GET /api/views/ranking[{ "slug": "blog", "count": 152 }, ...] (supports ?limit=10). Render it in a private /admin page for an instant mini-dashboard.


API

Client — vistaz

trackView(slug, options?): Promise<number>
createTracker(options?): { track(slug): Promise<number> }

options: endpoint (default "/api/views"), cooldown (default "24h"; ms number or "30m"/"24h"/"7d"), storage (default localStorage → memory fallback), fetch (custom fetch). trackView never throws into your UI — on error it resolves 0.

Element — vistaz/element

defineViztasCounter(options?): void   // registers <vistaz-counter slug endpoint cooldown>

React — vistaz/react

useViews(slug, options?): { count: number | null; loading: boolean; error: Error | null }

Server — vistaz/server

createUpstashAdapter(options?): ViewsAdapter   // { url?, token?, key?, redis? }
createRouteHandlers(views, options?): { GET, POST }
createRankingHandler(views): { GET }
renderCountSvg(count, options?): string

Want a different database?
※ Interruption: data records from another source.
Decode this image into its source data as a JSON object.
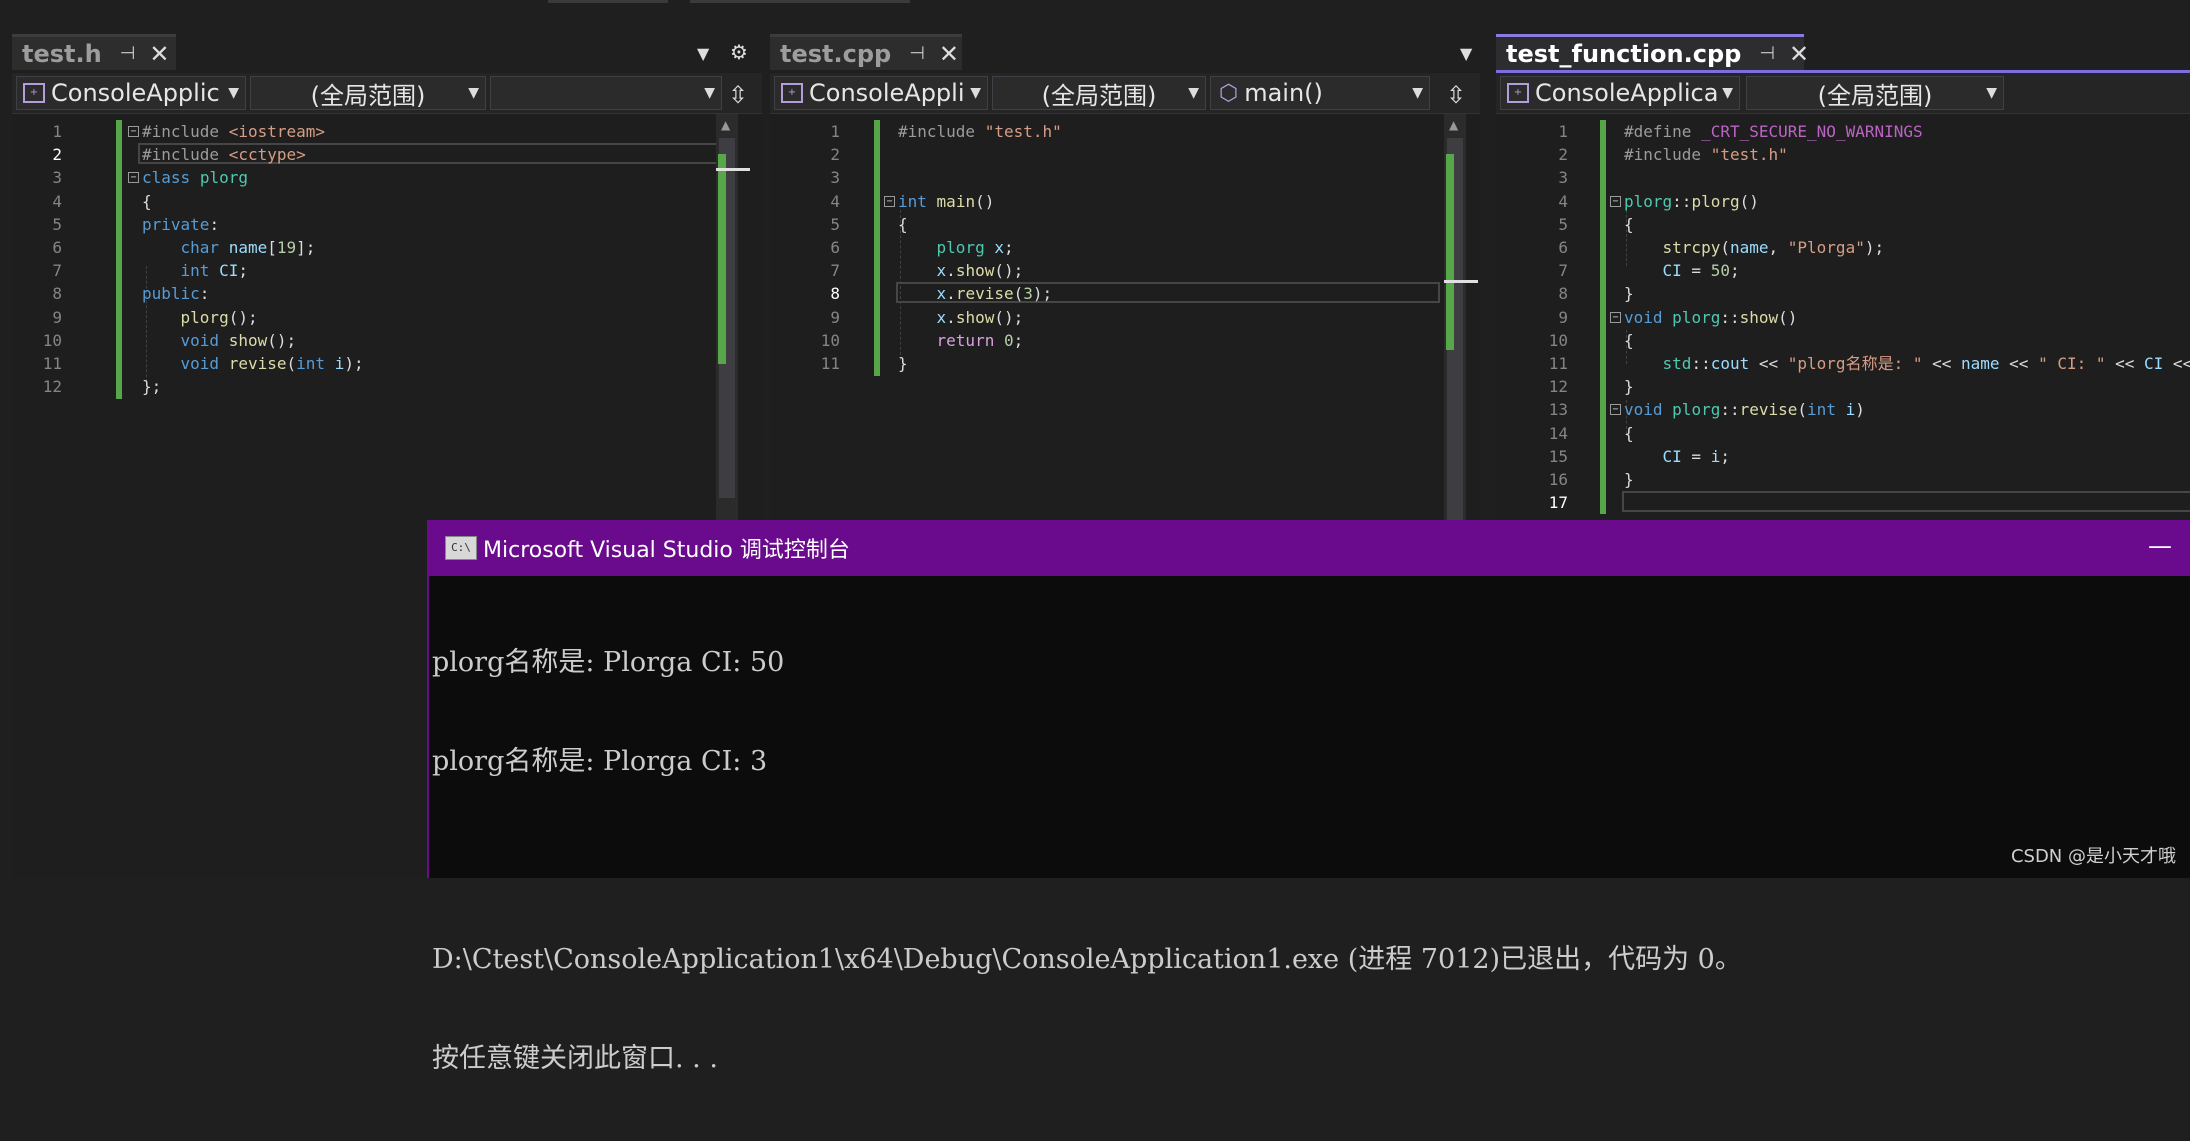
{
  "panes": [
    {
      "tab": {
        "label": "test.h",
        "active": false
      },
      "nav": {
        "project": "ConsoleApplic",
        "scope": "(全局范围)",
        "member": ""
      },
      "current_line": 2,
      "lines": [
        "#include <iostream>",
        "#include <cctype>",
        "class plorg",
        "{",
        "private:",
        "    char name[19];",
        "    int CI;",
        "public:",
        "    plorg();",
        "    void show();",
        "    void revise(int i);",
        "};"
      ]
    },
    {
      "tab": {
        "label": "test.cpp",
        "active": false
      },
      "nav": {
        "project": "ConsoleAppli",
        "scope": "(全局范围)",
        "member": "main()"
      },
      "current_line": 8,
      "lines": [
        "#include \"test.h\"",
        "",
        "",
        "int main()",
        "{",
        "    plorg x;",
        "    x.show();",
        "    x.revise(3);",
        "    x.show();",
        "    return 0;",
        "}"
      ]
    },
    {
      "tab": {
        "label": "test_function.cpp",
        "active": true
      },
      "nav": {
        "project": "ConsoleApplica",
        "scope": "(全局范围)",
        "member": ""
      },
      "current_line": 17,
      "lines": [
        "#define _CRT_SECURE_NO_WARNINGS",
        "#include \"test.h\"",
        "",
        "plorg::plorg()",
        "{",
        "    strcpy(name, \"Plorga\");",
        "    CI = 50;",
        "}",
        "void plorg::show()",
        "{",
        "    std::cout << \"plorg名称是: \" << name << \" CI: \" << CI <<",
        "}",
        "void plorg::revise(int i)",
        "{",
        "    CI = i;",
        "}",
        ""
      ]
    }
  ],
  "icons": {
    "pin": "pin-icon",
    "close": "close-icon",
    "dropdown": "chevron-down-icon",
    "settings": "gear-icon",
    "split": "split-editor-icon",
    "project": "project-icon",
    "member": "cube-icon"
  },
  "console": {
    "title": "Microsoft Visual Studio 调试控制台",
    "icon_text": "C:\\",
    "minimize": "—",
    "output": [
      "plorg名称是: Plorga CI: 50",
      "plorg名称是: Plorga CI: 3",
      "",
      "D:\\Ctest\\ConsoleApplication1\\x64\\Debug\\ConsoleApplication1.exe (进程 7012)已退出，代码为 0。",
      "按任意键关闭此窗口. . ."
    ]
  },
  "watermark": "CSDN @是小天才哦",
  "colors": {
    "accent": "#7c6ee0",
    "console_title": "#6a0a8c",
    "change_bar": "#57a64a"
  }
}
Implement the ViewsAdapter interface (increment, get, getMany, getRanking) and pass it to the handlers.


How counting works

Browser / App ──fetch──▶  /api/views/[slug]      ──▶  Upstash Redis (your DB)
 localStorage dedup        your serverless route        one sorted set:
 (1 count per cooldown)    (holds the token)            count + ranking

First visit within the cooldown sends POST (increment); later visits send GET (read-only). Counts live in a single Redis sorted set, so per-page totals and the full ranking come from the same structure.